Liban
Ultimatum de l'opposition
(Photo : AFP)
L'opposition libanaise a organisé ce dimanche une manifestation qui a rassemblé dans le centre de Beyrouth des centaines de milliers de personnes. S'adressant à ce rassemblement sans précédent, l'un des chefs de l'opposition, le général chrétien Michel Aoun, a donné «quelques jours» au gouvernement pour accepter de former un Cabinet d'union nationale. Passé ce délai, l'opposition aura recours à l'escalade.
De notre correspondant à Beyrouth
La crise libanaise est entrée dans une phase extrêmement dangereuse qui risque de plonger le pays dans une période de troubles aux conséquences désastreuses. L'un des chefs de l'opposition, le général chrétien Michel Aoun, a lancé ce dimanche un ultimatum au gouvernement de Fouad Siniora, soutenu par Washington, Paris et l'Arabie saoudite. Si d'ici à «quelques jours» le Premier ministre n'acceptait pas de former un cabinet d'union nationale, l'opposition compte durcir son mouvement de protestation.
Michel Aoun a laissé entendre que les manifestants, qui campent dans le centre de Beyrouth depuis le 1er décembre, pourraient marcher sur le Grand Sérail, où sont retranchés Fouad Siniora et une partie de ses ministres. Cette imposante bâtisse de style ottoman est juchée sur une colline et n'est séparée des protestataires que par des fils barbelés gardés par des unités de l'armée. «Lorsque la foule a pris d'assaut le Parlement serbe, ils [les Occidentaux] ont appelé cela un mouvement démocratique, a dit le général Aoun. Et lorsque les manifestants ont investi les bâtiments officiels en Ukraine, ils ont applaudi la révolution Orange. Soit ils se résignent à écouter la voix du peuple, soit nous désignerons un gouvernement de transition qui sera chargé d'organiser des élections législatives anticipées».
Le discours de Michel Aoun a été retransmis sur écrans géants devant plusieurs centaines de milliers de personnes, rassemblées sur les deux plus grandes places de Beyrouth et dans toutes les artères qui y mènent. Une source de l'armée libanaise, qui a déployé 20 000 hommes pour garantir la sécurité, a parlé d'un «rassemblement sans précédent», plus important encore que la manifestation géante du 1er décembre.

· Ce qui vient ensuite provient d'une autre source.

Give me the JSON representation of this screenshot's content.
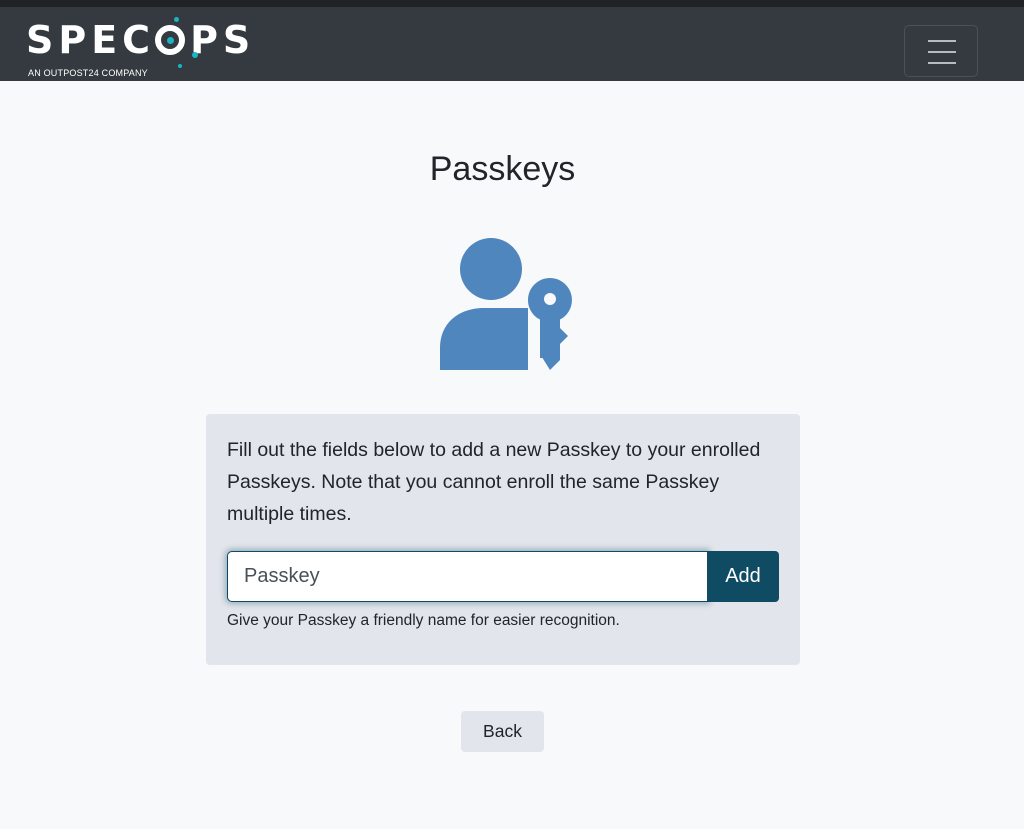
{
  "brand": {
    "name_prefix": "SPEC",
    "name_suffix": "PS",
    "tagline": "AN OUTPOST24 COMPANY",
    "accent_color": "#19b5c2",
    "logo_name": "specops-logo"
  },
  "navbar": {
    "menu_icon": "hamburger-menu-icon",
    "background": "#343a40"
  },
  "page": {
    "title": "Passkeys",
    "icon": "user-key-icon",
    "icon_color": "#4f86be"
  },
  "form": {
    "description": "Fill out the fields below to add a new Passkey to your enrolled Passkeys. Note that you cannot enroll the same Passkey multiple times.",
    "name_value": "Passkey",
    "add_label": "Add",
    "helper_text": "Give your Passkey a friendly name for easier recognition.",
    "button_color": "#0f4c63"
  },
  "footer": {
    "back_label": "Back"
  }
}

Participation massive des chrétiens
La foule a commencé à affluer vers le centre de Beyrouth dès les premières heures du matin. A bord de bus, de voitures ou même à pied, les manifestants venaient surtout des régions chrétiennes du centre et du nord du Liban ou des bastions chiites du sud et de l'est du pays. Journalistes et observateurs ont été étonnés de l'ampleur sans précédent de la participation chrétienne qui intervient au lendemain de la publication par l'Eglise maronite de «constantes nationales» qui rejoignent les revendications du général Aoun.
Ces «constantes» mettent l'accent sur «la démocratie consensuelle mise en œuvre au Liban» et appellent à la formation d'un cabinet d'entente ou d'un gouvernement transitoire qui serait chargé d'organiser des élections législatives anticipées, conformément à une loi basée sur les petites circonscriptions, une vieille revendication chrétienne au Liban. L'Eglise propose aussi d'élire un nouveau président de la République pour remplacer le chef de l'Etat actuel, Emile Lahoud, proche de la Syrie. Ce document a visiblement encouragé les chrétiens, qui étaient quelque peu hésitants, à participer massivement au mouvement de protestation aux côtés du Hezbollah.

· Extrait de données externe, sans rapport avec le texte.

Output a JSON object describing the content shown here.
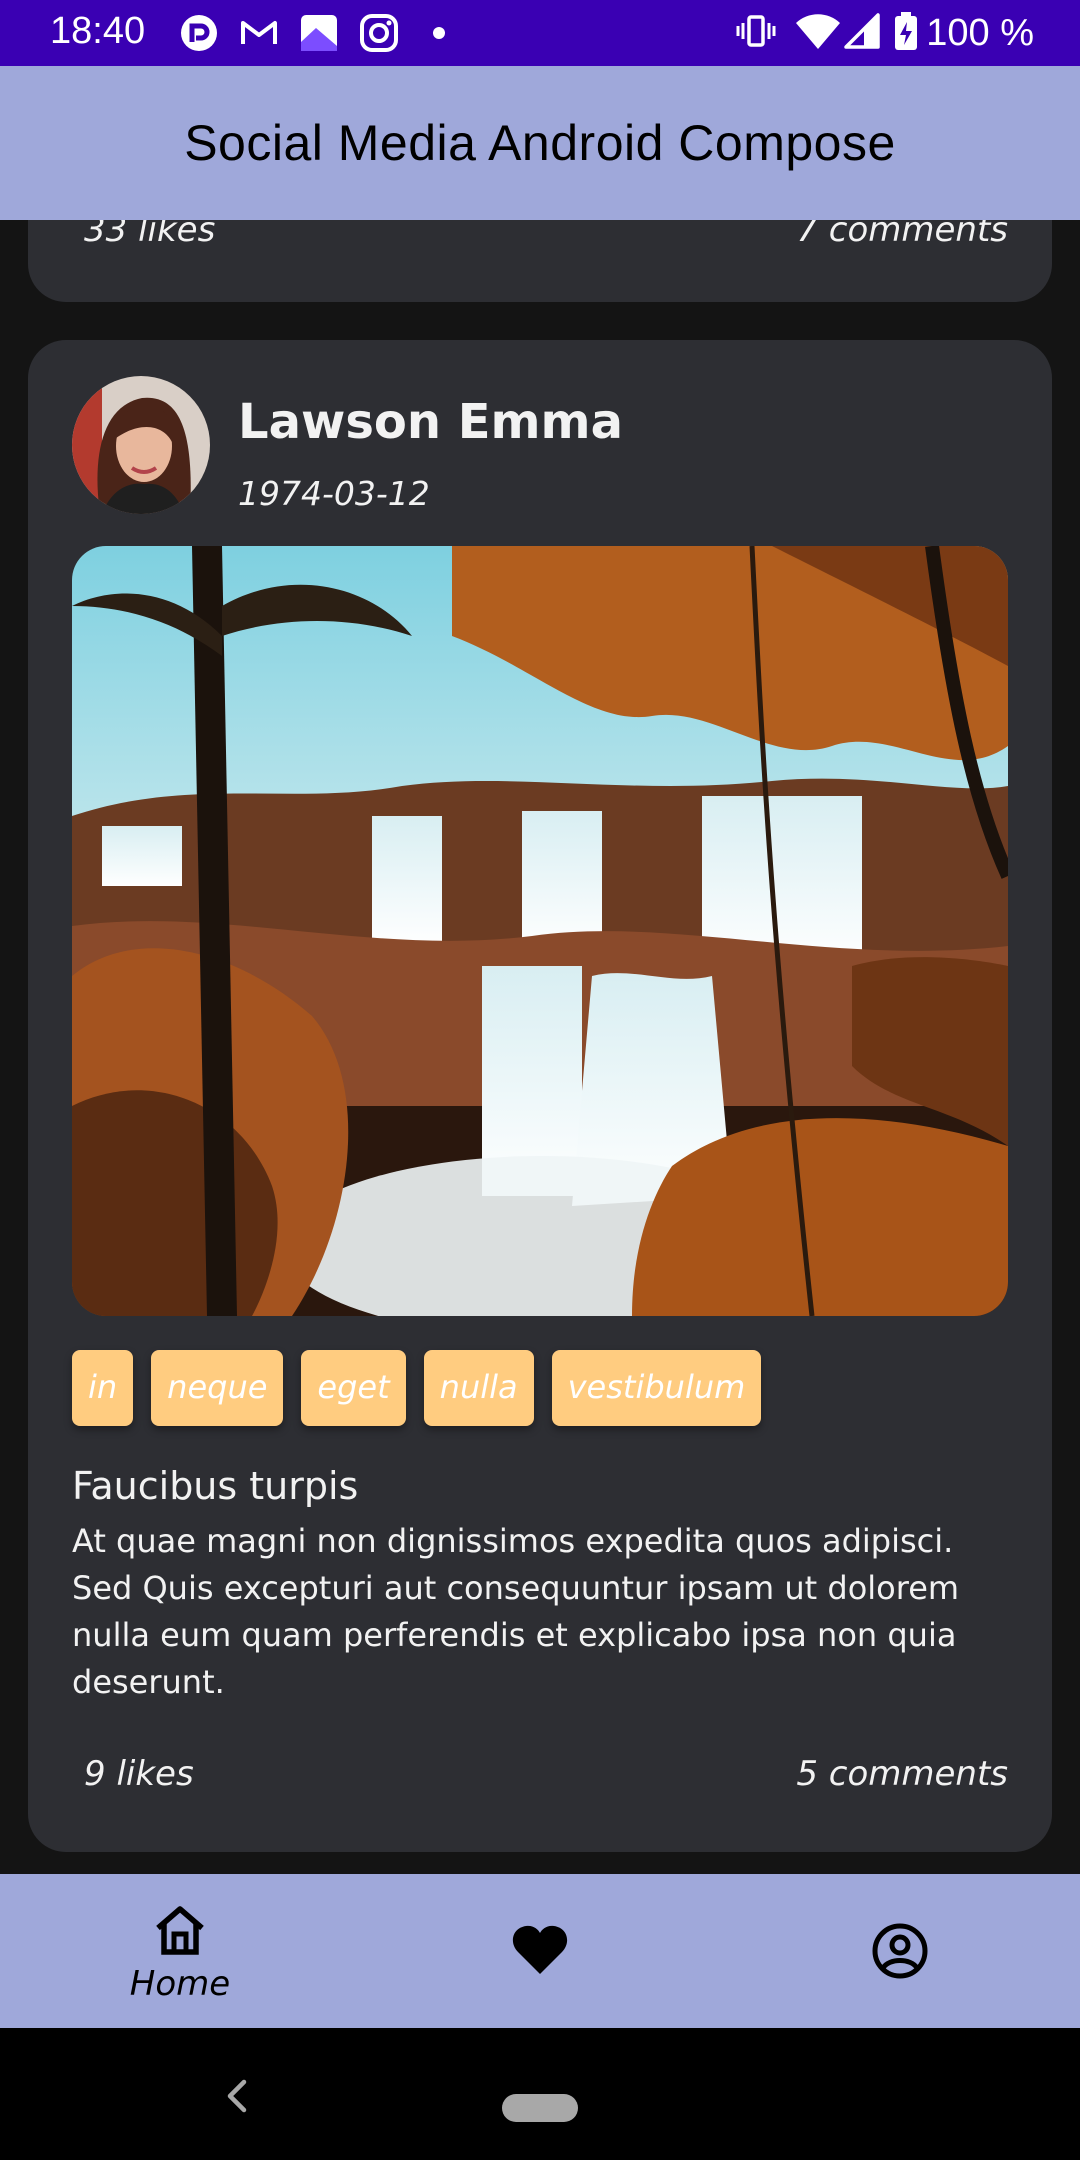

Chiites et chrétiens constituent la colonne vertébrale de l'opposition, avec des partis druzes et sunnites de moindre envergure. La communauté sunnite, elle, s'est rangée dans sa majorité derrière le Premier ministre qui est également soutenu par le principal leader druze, Walid Joumblatt, et des formations chrétiennes moins représentatives que le Courant patriotique libre (CPL) du général Aoun. Ce dernier préside le plus important bloc parlementaire chrétien (21 députés sur 128)
«Le changement arrive»
Arrivée dans le centre-ville de Beyrouth, les manifestants ont rangé les fanions et les symboles de leurs partis respectifs pour brandir le drapeau libanais rouge et blanc frappé d'un cèdre vert. «Le changement arrive» ou «nous voulons être représentés, pas faire de la représentation», proclamaient des banderoles, pendant que les hauts-parleurs déversaient des discours du chef du Hezbollah, Hassan Nasrallah, et du leader du CPL. La foule a rejoint les milliers de partisans de l'opposition qui campent dans quelque 800 tentes dressées à 100 mètres du Grand Sérail.
Le président sunnite de la municipalité de Saida, la ville d'origine du Premier ministre, Abdel Rahmane el-Bizri, et un autre notable de la ville, le député sunnite Oussama Saad, ont harangué la foule, réclamant le départ de Fouad Siniora. Ils ont ensuite cédé la place au secrétaire général adjoint du Hezbollah, cheikh Nairn Kassem, qui a juré que «le Liban ne sera jamais contrôlé par les Etats-Unis».
Dix jours après le début du sit-in et l'échec des initiatives politiques, les Libanais s'attendaient à des mesures d'escalade de la part de l'opposition. Selon la presse, ces actions pourraient prendre la forme d'un blocage des administrations, de l'aéroport de Beyrouth et de routes principales. Le ministre des Télécommunications, Marwan Hamadé, un des ténors de la coalition pro-occidentale du 14 mars, a affirmé que son mouvement ne resterait pas les bras croisés. «S'ils bloquent des routes, nous ferons de même dans leurs régions», a-t-il dit.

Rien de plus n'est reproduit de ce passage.